Our game, our rules —

Nintendo tells Smash World Tour it can no longer operate unlicensed tournaments

Months of licensing talks fall apart, dooming December championship and 2023 season.

Photograph from the convention floor of PAX West.
Enlarge / A massive Smash Bros. mural from a trade show.

The organizers of a major Super Smash Bros. tournament series, the Smash World Tour, say that Nintendo has denied their request for an official license, cutting off months of negotiations "without any warning." The decision has led to the cancellation of next year's season and next month's 2022 Smash World Tour Championships, though Nintendo now says that it "did not request" any changes for the championship. Either way, it's an abrupt end for a massive tour that attracted 325,000 entrants across thousands of events in 2022, according to organizers.

"We are incredibly devastated that any of this happened, and given the trajectory of Nintendo, we were truly hopeful that significant, positive change was inbound," Smash World Tour organizers said in a lengthy open letter detailing the factors that led to the cancellation. "However, the way the last few weeks have unfolded, we are extremely worried that all of that progress has been abruptly reversed."

Stymied negotiations

As we've discussed in the past, US copyright law gives Nintendo the right to shut down any and all Smash Bros. tournaments, which qualify as "public performances" of one of the company's games. Nintendo has exercised this right a few times in the past, usually to shut down tournaments that use "unauthorized" mods for the base Smash Bros. games.

Last November, though, Nintendo started a new era of official tournament approval, announcing Panda Global as "the first officially licensed Super Smash Bros. championship circuit in North America." In their open letter, Smash World Tour organizers said they originally assumed this move would lead to the cancellation of their planned 2021 championships. Instead, they say Nintendo told them Panda's license was nonexclusive and began working to officially license the Smash World Tour as well.

While licensing discussions continued in early 2022, organizers say the 2022 Smash World Tour was launched without an official license, partly because "we did not have the full scope of our proposal sorted with Nintendo in advance." But the organizers say they did seek a license for the December championships, submitting an application in April.

Meanwhile, Smash Tour organizers say the CEO of Panda Global started trying to undermine their tour by "tell[ing] organizers we were definitely not coming back in 2022, and if we did, we’d get shut down shortly after announcement." After Panda Global initially demanded exclusivity for any individual events associated with them, many tournaments operated jointly as part of both the licensed Panda Cup and the unlicensed Smash World Tour in 2022 (Panda Global has not responded to a request for comment from Ars Technica).

A new era

Four people? That's a public performance. SHUT 'ER DOWN BOYS!
Four people? That's a public performance. SHUT 'ER DOWN BOYS!

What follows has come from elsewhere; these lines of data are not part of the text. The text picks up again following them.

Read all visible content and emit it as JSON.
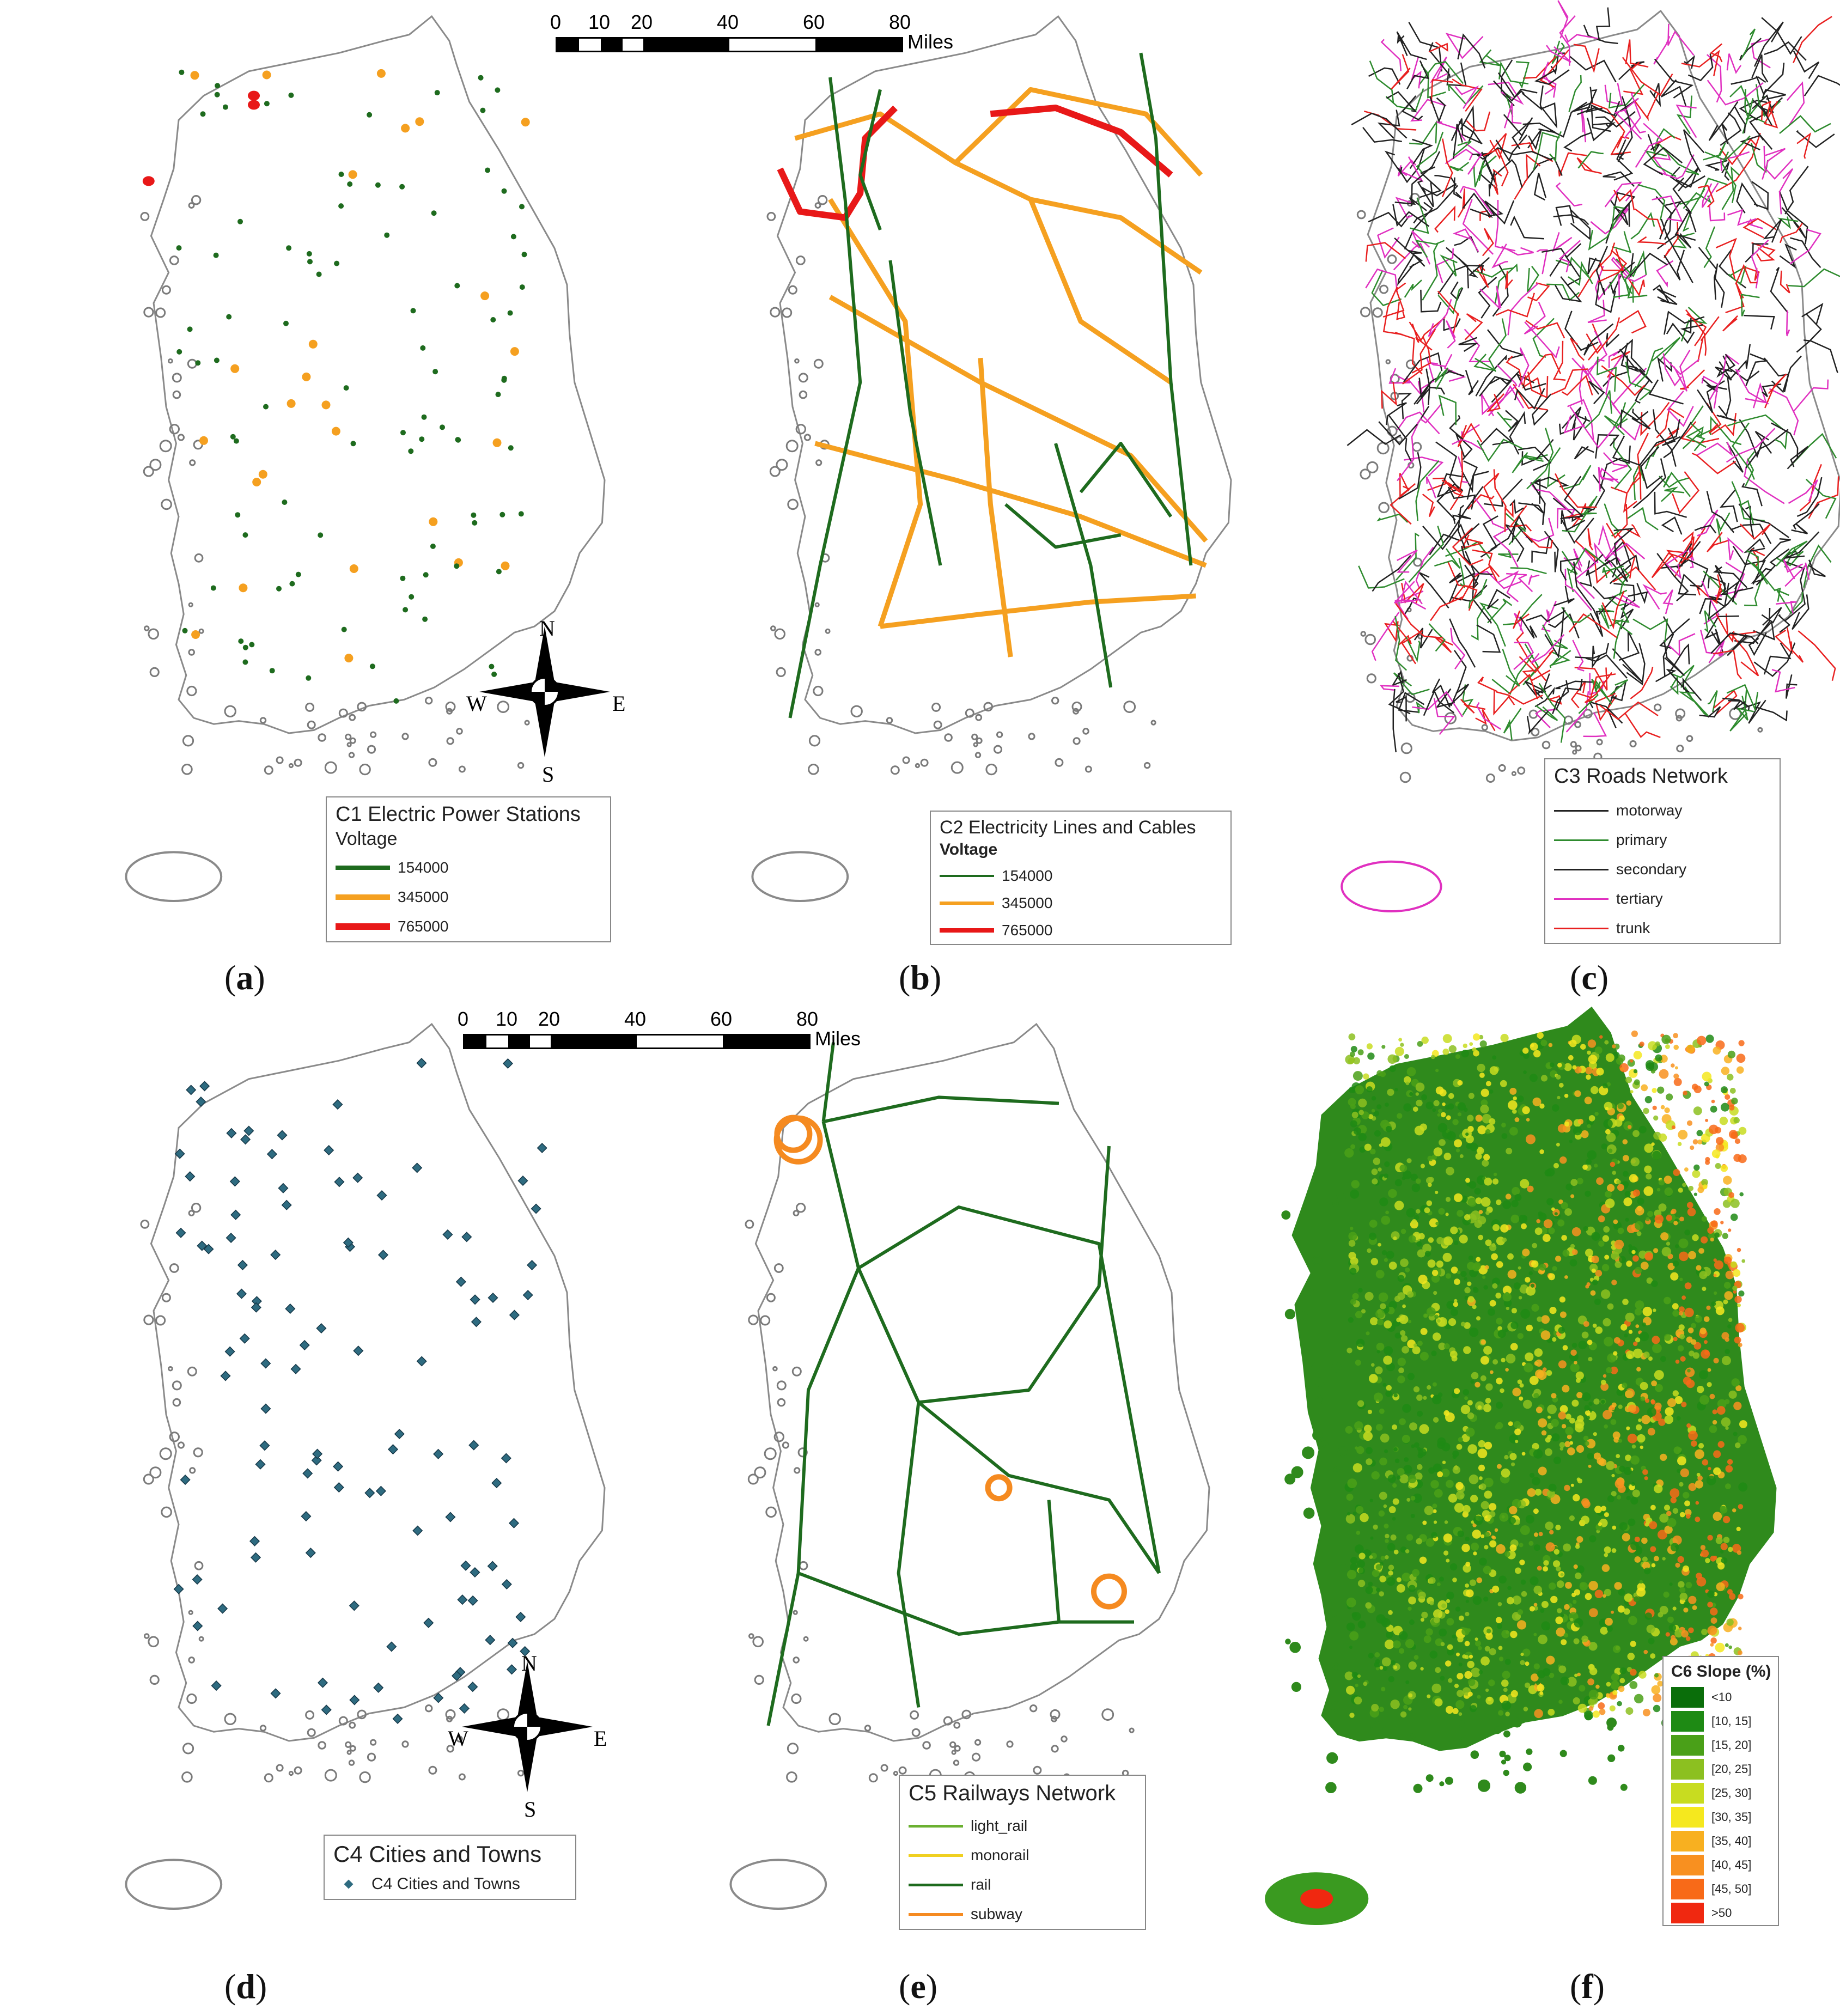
{
  "scale_bar": {
    "ticks": [
      "0",
      "10",
      "20",
      "40",
      "60",
      "80"
    ],
    "unit": "Miles"
  },
  "compass": {
    "n": "N",
    "s": "S",
    "e": "E",
    "w": "W"
  },
  "panels": {
    "a": {
      "label_open": "(",
      "label_letter": "a",
      "label_close": ")",
      "legend": {
        "title": "C1 Electric Power Stations",
        "subtitle": "Voltage",
        "items": [
          {
            "label": "154000",
            "color": "#1e6b1e"
          },
          {
            "label": "345000",
            "color": "#f5a020"
          },
          {
            "label": "765000",
            "color": "#e81818"
          }
        ]
      }
    },
    "b": {
      "label_open": "(",
      "label_letter": "b",
      "label_close": ")",
      "legend": {
        "title": "C2 Electricity Lines and Cables",
        "subtitle": "Voltage",
        "items": [
          {
            "label": "154000",
            "color": "#1e6b1e"
          },
          {
            "label": "345000",
            "color": "#f5a020"
          },
          {
            "label": "765000",
            "color": "#e81818"
          }
        ]
      }
    },
    "c": {
      "label_open": "(",
      "label_letter": "c",
      "label_close": ")",
      "legend": {
        "title": "C3 Roads Network",
        "items": [
          {
            "label": "motorway",
            "color": "#222222"
          },
          {
            "label": "primary",
            "color": "#2e8b2e"
          },
          {
            "label": "secondary",
            "color": "#222222"
          },
          {
            "label": "tertiary",
            "color": "#e030c0"
          },
          {
            "label": "trunk",
            "color": "#e82020"
          }
        ]
      }
    },
    "d": {
      "label_open": "(",
      "label_letter": "d",
      "label_close": ")",
      "legend": {
        "title": "C4 Cities and Towns",
        "items": [
          {
            "label": "C4 Cities and Towns",
            "color": "#2e6b80"
          }
        ]
      }
    },
    "e": {
      "label_open": "(",
      "label_letter": "e",
      "label_close": ")",
      "legend": {
        "title": "C5 Railways Network",
        "items": [
          {
            "label": "light_rail",
            "color": "#6ab030"
          },
          {
            "label": "monorail",
            "color": "#f0d020"
          },
          {
            "label": "rail",
            "color": "#1e6b1e"
          },
          {
            "label": "subway",
            "color": "#f58a20"
          }
        ]
      }
    },
    "f": {
      "label_open": "(",
      "label_letter": "f",
      "label_close": ")",
      "legend": {
        "title": "C6 Slope (%)",
        "items": [
          {
            "label": "<10",
            "color": "#0a6e0a"
          },
          {
            "label": "[10, 15]",
            "color": "#1e8a14"
          },
          {
            "label": "[15, 20]",
            "color": "#4aa018"
          },
          {
            "label": "[20, 25]",
            "color": "#8cc020"
          },
          {
            "label": "[25, 30]",
            "color": "#c8dc20"
          },
          {
            "label": "[30, 35]",
            "color": "#f5e81e"
          },
          {
            "label": "[35, 40]",
            "color": "#f8b020"
          },
          {
            "label": "[40, 45]",
            "color": "#f89020"
          },
          {
            "label": "[45, 50]",
            "color": "#f86a18"
          },
          {
            "label": ">50",
            "color": "#f02810"
          }
        ]
      }
    }
  }
}
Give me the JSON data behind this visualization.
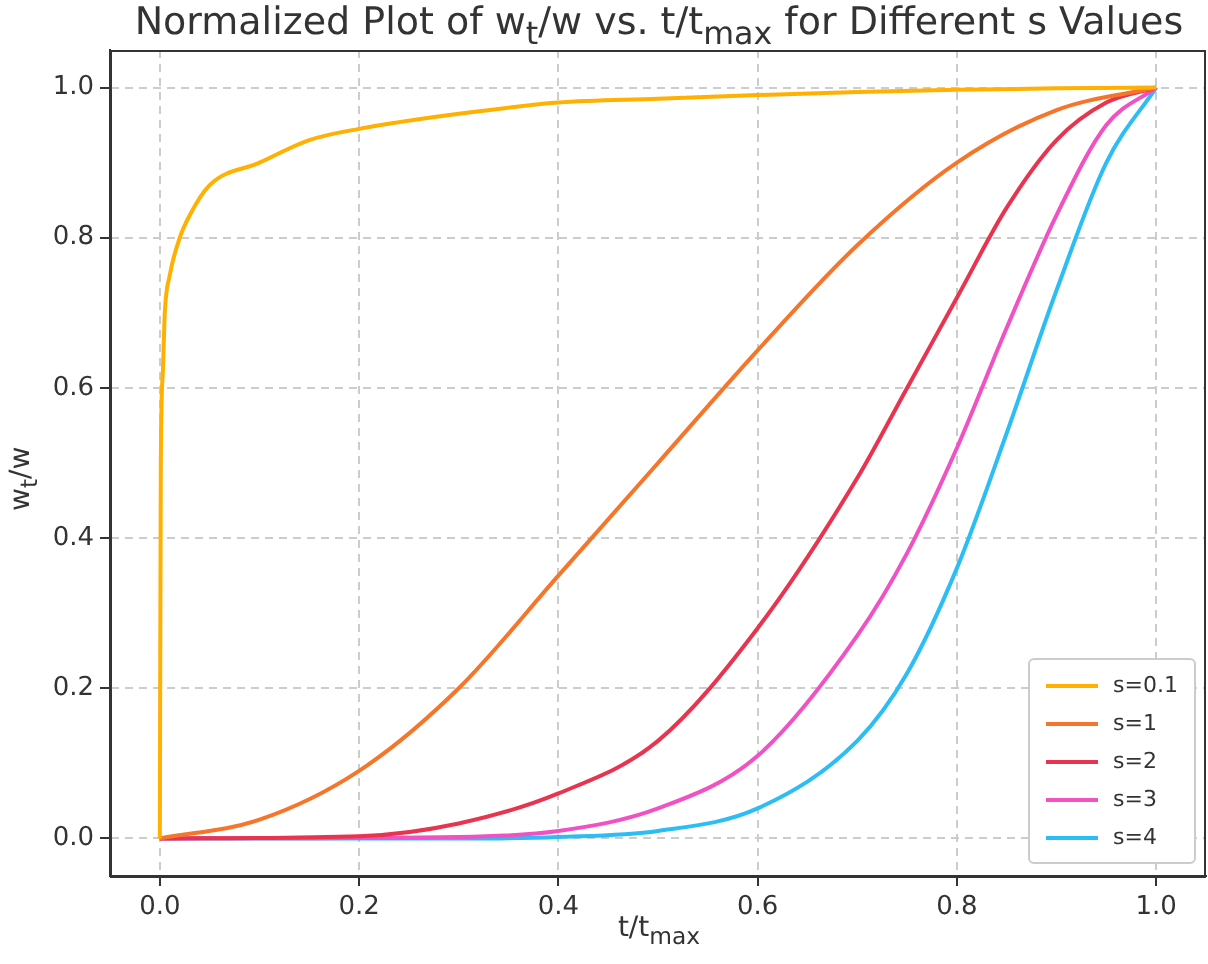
{
  "chart_data": {
    "type": "line",
    "title": "Normalized Plot of w$_{t}$/w vs. t/t$_{max}$ for Different s Values",
    "xlabel": "t/t$_{max}$",
    "ylabel": "w$_{t}$/w",
    "series": [
      {
        "name": "s=0.1",
        "color": "#ffb000",
        "x": [
          0,
          0.001,
          0.003,
          0.005,
          0.01,
          0.02,
          0.03,
          0.05,
          0.1,
          0.15,
          0.2,
          0.3,
          0.4,
          0.5,
          0.6,
          0.7,
          0.8,
          0.9,
          1
        ],
        "values": [
          0,
          0.5,
          0.62,
          0.7,
          0.75,
          0.8,
          0.83,
          0.87,
          0.9,
          0.93,
          0.945,
          0.965,
          0.98,
          0.985,
          0.99,
          0.994,
          0.997,
          0.999,
          1
        ]
      },
      {
        "name": "s=1",
        "color": "#f5762a",
        "x": [
          0,
          0.1,
          0.2,
          0.3,
          0.4,
          0.5,
          0.6,
          0.7,
          0.8,
          0.9,
          1
        ],
        "values": [
          0,
          0.025,
          0.09,
          0.2,
          0.35,
          0.5,
          0.65,
          0.79,
          0.9,
          0.97,
          1
        ]
      },
      {
        "name": "s=2",
        "color": "#e8344f",
        "x": [
          0,
          0.2,
          0.3,
          0.4,
          0.5,
          0.6,
          0.7,
          0.75,
          0.8,
          0.85,
          0.9,
          0.95,
          1
        ],
        "values": [
          0,
          0.003,
          0.02,
          0.06,
          0.13,
          0.28,
          0.48,
          0.6,
          0.72,
          0.84,
          0.93,
          0.98,
          1
        ]
      },
      {
        "name": "s=3",
        "color": "#f052c4",
        "x": [
          0,
          0.3,
          0.4,
          0.5,
          0.6,
          0.7,
          0.75,
          0.8,
          0.85,
          0.9,
          0.95,
          1
        ],
        "values": [
          0,
          0.002,
          0.01,
          0.04,
          0.11,
          0.27,
          0.38,
          0.52,
          0.68,
          0.83,
          0.95,
          1
        ]
      },
      {
        "name": "s=4",
        "color": "#2cbdf5",
        "x": [
          0,
          0.3,
          0.4,
          0.5,
          0.6,
          0.7,
          0.75,
          0.8,
          0.85,
          0.9,
          0.95,
          1
        ],
        "values": [
          0,
          0,
          0.002,
          0.01,
          0.04,
          0.13,
          0.22,
          0.36,
          0.54,
          0.73,
          0.9,
          1
        ]
      }
    ],
    "xlim": [
      -0.05,
      1.05
    ],
    "xticks": [
      {
        "value": 0,
        "label": "0.0"
      },
      {
        "value": 0.2,
        "label": "0.2"
      },
      {
        "value": 0.4,
        "label": "0.4"
      },
      {
        "value": 0.6,
        "label": "0.6"
      },
      {
        "value": 0.8,
        "label": "0.8"
      },
      {
        "value": 1,
        "label": "1.0"
      }
    ],
    "ylim": [
      -0.05,
      1.05
    ],
    "yticks": [
      {
        "value": 0,
        "label": "0.0"
      },
      {
        "value": 0.2,
        "label": "0.2"
      },
      {
        "value": 0.4,
        "label": "0.4"
      },
      {
        "value": 0.6,
        "label": "0.6"
      },
      {
        "value": 0.8,
        "label": "0.8"
      },
      {
        "value": 1,
        "label": "1.0"
      }
    ],
    "grid": true,
    "legend": "bottom right",
    "line_style": "solid",
    "marker": "none"
  }
}
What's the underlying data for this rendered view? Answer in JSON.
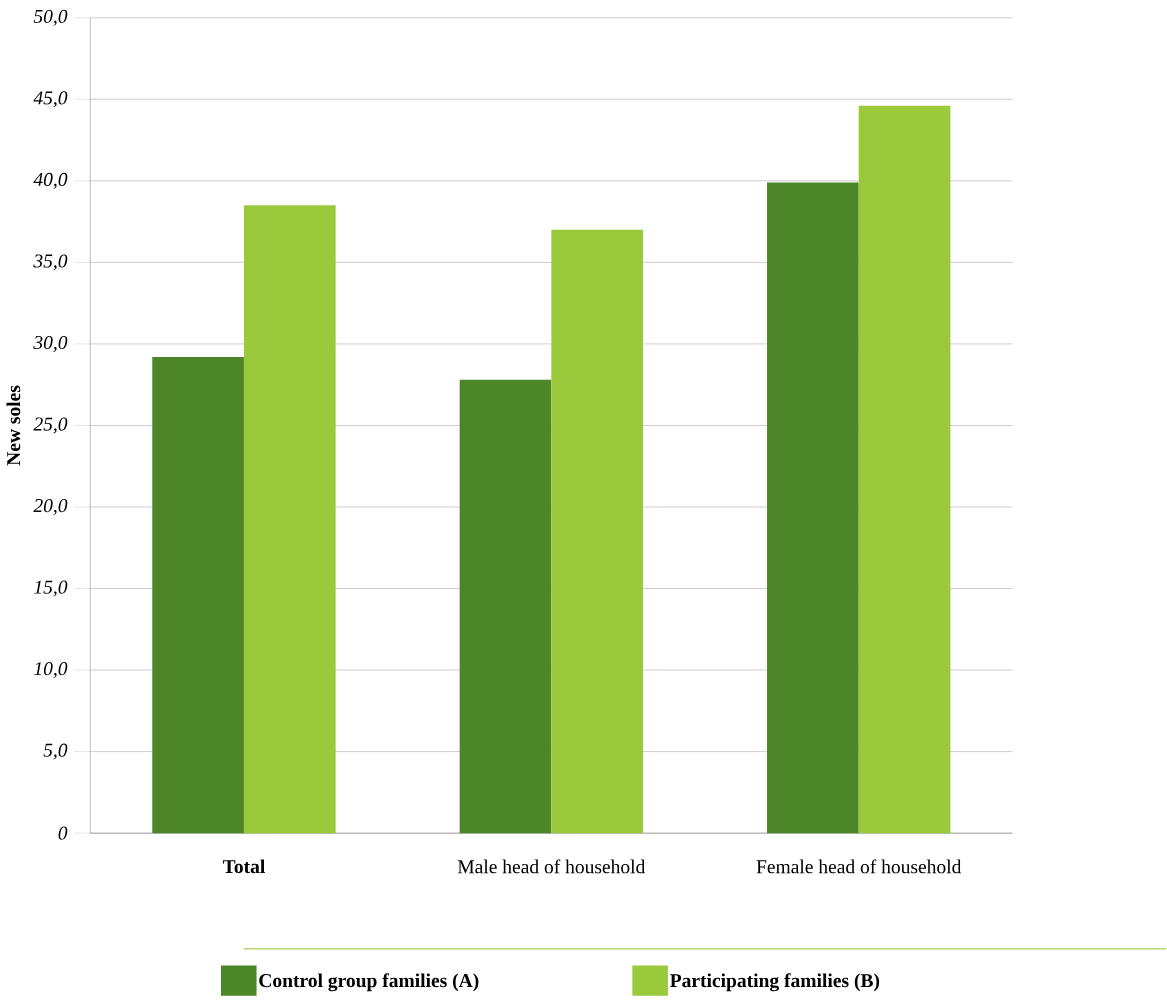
{
  "chart_data": {
    "type": "bar",
    "ylabel": "New soles",
    "categories": [
      "**Total**",
      "Male head of household",
      "Female head of household"
    ],
    "series": [
      {
        "name": "Control group families (A)",
        "color": "#4d8629",
        "values": [
          29.2,
          27.8,
          39.9
        ]
      },
      {
        "name": "Participating families (B)",
        "color": "#9aca3c",
        "values": [
          38.5,
          37.0,
          44.6
        ]
      }
    ],
    "ylim": [
      0,
      50
    ],
    "yticks": [
      {
        "value": 0,
        "label": "0"
      },
      {
        "value": 5,
        "label": "5,0"
      },
      {
        "value": 10,
        "label": "10,0"
      },
      {
        "value": 15,
        "label": "15,0"
      },
      {
        "value": 20,
        "label": "20,0"
      },
      {
        "value": 25,
        "label": "25,0"
      },
      {
        "value": 30,
        "label": "30,0"
      },
      {
        "value": 35,
        "label": "35,0"
      },
      {
        "value": 40,
        "label": "40,0"
      },
      {
        "value": 45,
        "label": "45,0"
      },
      {
        "value": 50,
        "label": "50,0"
      }
    ],
    "grid": "y",
    "legend": "bottom"
  }
}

After months of silence from Nintendo, Smash World Tour organizers said they were able to reconvene with representatives in September and again in November. Then, last Wednesday, they said Nintendo told them in no uncertain terms that they would not be getting a commercial license and that the days of Nintendo tolerating their operation without one "were now over."

In a statement provided to Kotaku late Tuesday, Nintendo said that despite "continuous conversations" and "deep consideration," the company was "unable to come to an agreement with SWT for a full circuit in 2023." That said, Nintendo contends that it "did not request any changes to or cancelation of remaining events in 2022, including the 2022 Championship event, considering the negative impact on the players who were already planning to participate."

In a follow-up statement, though, Smash World Tour cites a written statement from Nintendo saying that tournaments are "expected to secure such a license well in advance of any public announcement" and that the company "will not be able to grant a license for the Smash World Tour Championship 2022 or any Smash World Tour activity in 2023."

Over the last few months, Smash World Tour organizers said they thought Nintendo was making progress in emulating other game makers' "accessible and transparent" guidelines for tournament licensing. But they say the company has now "reverted back to being very secretive, with no clear guidelines, and a willingness to abruptly shut down community efforts even after giving many indications that would not happen."

The news comes just weeks after Nintendo used DMCA request to take down fan-made Steam icons for some emulated Switch games from a popular online clearinghouse. And over the years, Nintendo has used copyright to halt everything from fan games to modern Game & Watch hacking videos to Mario-themed Minecraft videos.

"In the realm of corporations ruthlessly working to control their own narrative to the detriment of research and reference, Nintendo ranks up there with Monsanto, coal companies, and the mob," the Internet Archive's Jason Scott told Ars back in 2018. "You expect emotions when people talk about old video games, but one of them shouldn't be fear."